Small amounts of additives are often quite effective in modifying the properties of materials. The extent of the effect depends on the property involved, particle dispersion, concentration, and shape, and tends to be larger the more unlike the additive material properties are from those of the suspending matrix. In the common situation of low additive volume fraction, φ, the effective properties can be developed in a power series in φ. The leading order "virial coefficient," corresponding to the linear order concentration correction to the pure medium property, plays an important role in understanding the influence of particle shape and property mismatch on the effective property of the mixture [1]. The low additive concentration regime is also important in the inverse problem of inferring particle shape and/or properties from measurements of effective mixture properties over a range of low additive concentrations. This strategy is commonly followed in the polymer science literature to determine polymer molecular architecture [2].

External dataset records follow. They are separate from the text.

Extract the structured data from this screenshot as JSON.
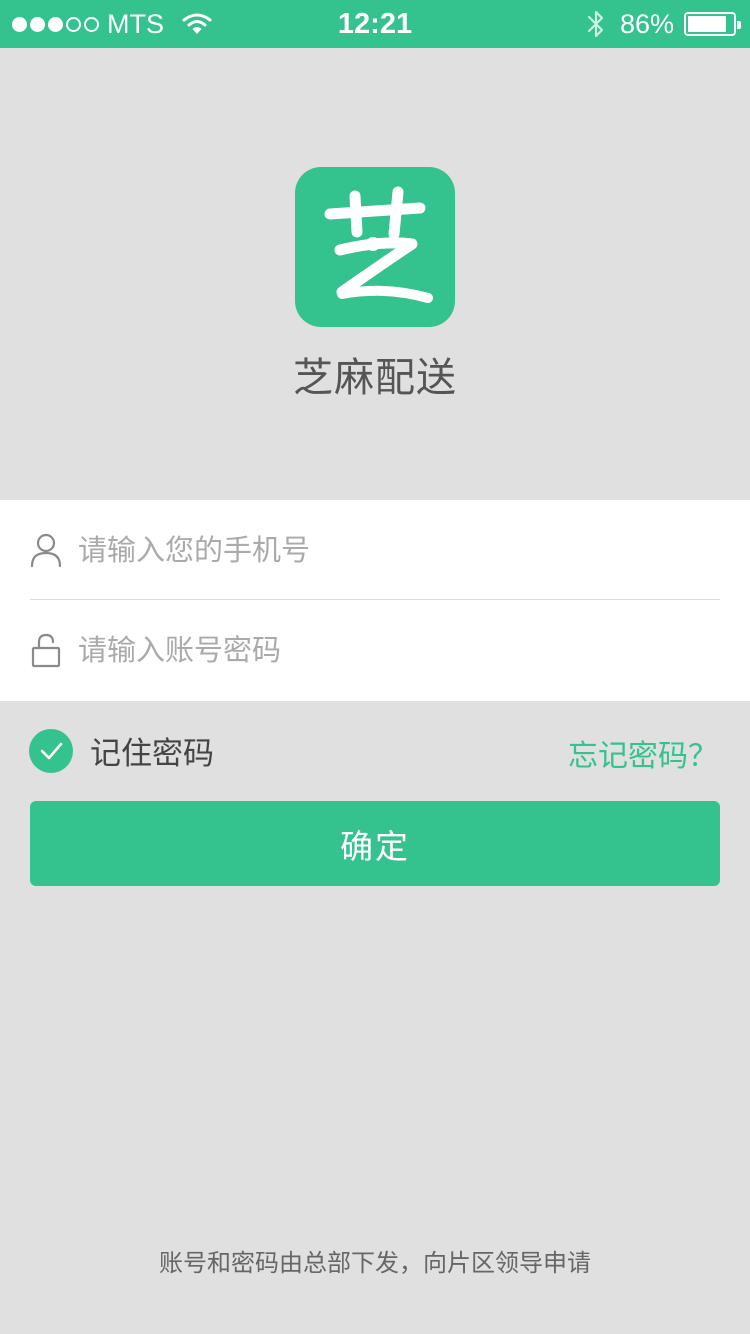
{
  "status_bar": {
    "carrier": "MTS",
    "time": "12:21",
    "battery_percent": "86%",
    "battery_level": 0.86,
    "signal_strength": 3,
    "signal_max": 5
  },
  "app": {
    "logo_glyph": "芝",
    "name": "芝麻配送"
  },
  "form": {
    "phone_placeholder": "请输入您的手机号",
    "phone_value": "",
    "password_placeholder": "请输入账号密码",
    "password_value": ""
  },
  "options": {
    "remember_label": "记住密码",
    "remember_checked": true,
    "forgot_label": "忘记密码？"
  },
  "actions": {
    "confirm_label": "确定"
  },
  "footer": {
    "note": "账号和密码由总部下发，向片区领导申请"
  },
  "colors": {
    "accent": "#34c28f",
    "background": "#e0e0e0",
    "panel": "#ffffff"
  },
  "icons": [
    "wifi-icon",
    "bluetooth-icon",
    "battery-icon",
    "user-icon",
    "lock-icon",
    "check-icon"
  ]
}
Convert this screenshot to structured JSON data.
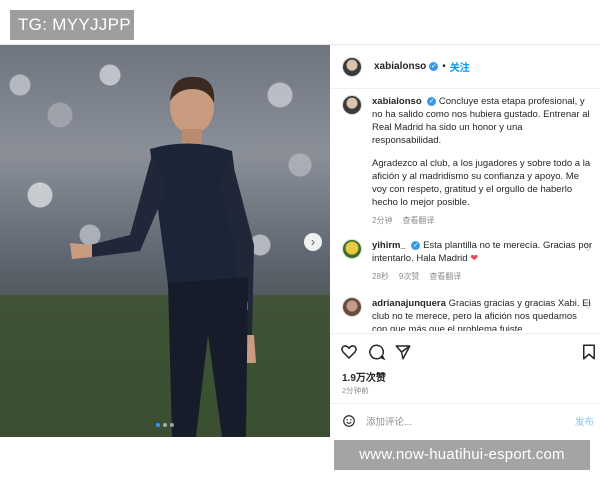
{
  "badge": {
    "text": "TG: MYYJJPP"
  },
  "header": {
    "username": "xabialonso",
    "separator": "•",
    "follow_label": "关注"
  },
  "caption": {
    "username": "xabialonso",
    "text1": "Concluye esta etapa profesional, y no ha salido como nos hubiera gustado. Entrenar al Real Madrid ha sido un honor y una responsabilidad.",
    "text2": "Agradezco al club, a los jugadores y sobre todo a la afición y al madridismo su confianza y apoyo. Me voy con respeto, gratitud y el orgullo de haberlo hecho lo mejor posible.",
    "time": "2分钟",
    "translate": "查看翻译"
  },
  "comments": [
    {
      "username": "yihirm_",
      "text": "Esta plantilla no te merecía. Gracias por intentarlo. Hala Madrid",
      "time": "28秒",
      "likes": "9次赞",
      "translate": "查看翻译"
    },
    {
      "username": "adrianajunquera",
      "text": "Gracias gracias y gracias Xabi. El club no te merece, pero la afición nos quedamos con que más que el problema fuiste"
    }
  ],
  "stats": {
    "likes": "1.9万次赞",
    "time": "2分钟前"
  },
  "add_comment": {
    "placeholder": "添加评论...",
    "post_label": "发布"
  },
  "watermark": {
    "text": "www.now-huatihui-esport.com"
  },
  "colors": {
    "link": "#0095f6",
    "verified": "#3897f0",
    "heart_red": "#ed4956",
    "muted": "#8e8e8e"
  },
  "icons": [
    "heart-icon",
    "comment-icon",
    "share-icon",
    "bookmark-icon",
    "emoji-icon",
    "verified-icon",
    "next-arrow-icon"
  ]
}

In a previous paper [1], we made an extensive tabulation of the leading order transport property virial coefficients for a wide range of particle shapes and a large set of material properties (electrical and thermal conductivity, dielectric constant, refractive index, shear viscosity). Almost all of these previous calculations, analytical and numerical, were restricted to the case where the ratio of the additive property to the matrix property either vanished or diverged. Although the property mismatch between the additive and the matrix may be large, the limits considered previously are clearly idealizations in comparison with real systems where the transport property ratio is generally a finite, non-zero value. The present paper develops an approximate description of transport virial coefficients in terms of the relative conductivity Δ, the ratio of the inclusion conductivity to that of the matrix, and the limiting values of the transport virial coefficient for large property mismatch.

In Section 2 we review basic results about the conductivity virial expansion for suspensions of highly conducting and insulating particles, which was the subject of our previous paper [1]. A Pade approximant describing the intrinsic conductivity for general particle shapes and values of Δ is introduced in Section 3 and then compared to exact and numerical (finite element) calculations of [σ( Δ)] . Some approximations for the limiting values of the transport virial coefficient for large property mismatch are discussed in Section 4, which remain to be checked in future numerical studies.